Offshore installation manager William Andrew Cardno was one of 19 men who stayed on board the stricken installation when it started leaking on March 25.
The rest of the 238 workers were evacuated immediately.
Mr Cardno said: “Even though we train for this, and we train regularly with drills every week, I never thought this would happen.
“When the first alarm was sounded we had the helicopter on-scene within one hour.
“And within an hour after that we had 107 people evacuated. An hour after that we had the full 220 people evacuated.
“We deliberately kept 19 people on board the platform to evaluate the situation and to see if there was anything we could do and really to maintain the systems.
“We knew once we turned the key to switch everything off all that was lost. That information was invaluable in trying to determine what the cause of the incident was.
“The hardest decision was when we had 19 people on board, we had to make a call about whether we had to go or whether we could stay.
“If we had any escalation at all on the platform we were absolutely confident we could have been off the platform in five minutes by lifeboat.
“We all practiced our lifeboat drill and we checked the lifeboat and strapped ourselves into it.

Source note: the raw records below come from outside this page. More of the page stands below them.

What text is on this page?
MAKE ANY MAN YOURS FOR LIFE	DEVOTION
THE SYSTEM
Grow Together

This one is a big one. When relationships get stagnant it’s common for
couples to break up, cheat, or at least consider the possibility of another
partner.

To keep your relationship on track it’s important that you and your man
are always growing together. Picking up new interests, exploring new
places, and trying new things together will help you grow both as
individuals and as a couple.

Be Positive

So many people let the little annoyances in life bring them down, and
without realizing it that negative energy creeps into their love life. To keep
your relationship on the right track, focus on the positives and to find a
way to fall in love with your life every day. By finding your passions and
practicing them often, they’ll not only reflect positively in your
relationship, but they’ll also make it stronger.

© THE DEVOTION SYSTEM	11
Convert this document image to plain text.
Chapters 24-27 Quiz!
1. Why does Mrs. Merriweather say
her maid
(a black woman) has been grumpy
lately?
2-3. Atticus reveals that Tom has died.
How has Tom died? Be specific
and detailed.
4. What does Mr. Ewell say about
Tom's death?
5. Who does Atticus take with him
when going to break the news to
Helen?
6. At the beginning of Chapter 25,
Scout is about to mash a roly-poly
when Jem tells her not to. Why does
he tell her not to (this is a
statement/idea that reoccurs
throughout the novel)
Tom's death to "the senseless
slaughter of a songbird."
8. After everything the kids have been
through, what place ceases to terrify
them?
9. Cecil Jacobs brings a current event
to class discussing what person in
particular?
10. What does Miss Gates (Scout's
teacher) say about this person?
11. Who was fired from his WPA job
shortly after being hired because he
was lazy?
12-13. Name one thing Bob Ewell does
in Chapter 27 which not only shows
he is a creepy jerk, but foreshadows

The weather was good, the sea state was calm. It wasn’t an unacceptable risk to go by boat.
“I think this demonstrated that our procedures are good and our process is good.
“Although we never want these things to happen, when it does happen this clearly demonstrates that the safety of the people is our paramount priority.”
Total announced on Monday that it was facing a bill of nearly £350million to halt the gas leak.
And the French firm said the emergency shutdown was costing nearly $1.5million (£940,000) a day.
That is likely to rise by another $1.5million a day when work to drill the two relief wells begins.
At one point, the leak wiped more than £5billion off Total’s share price.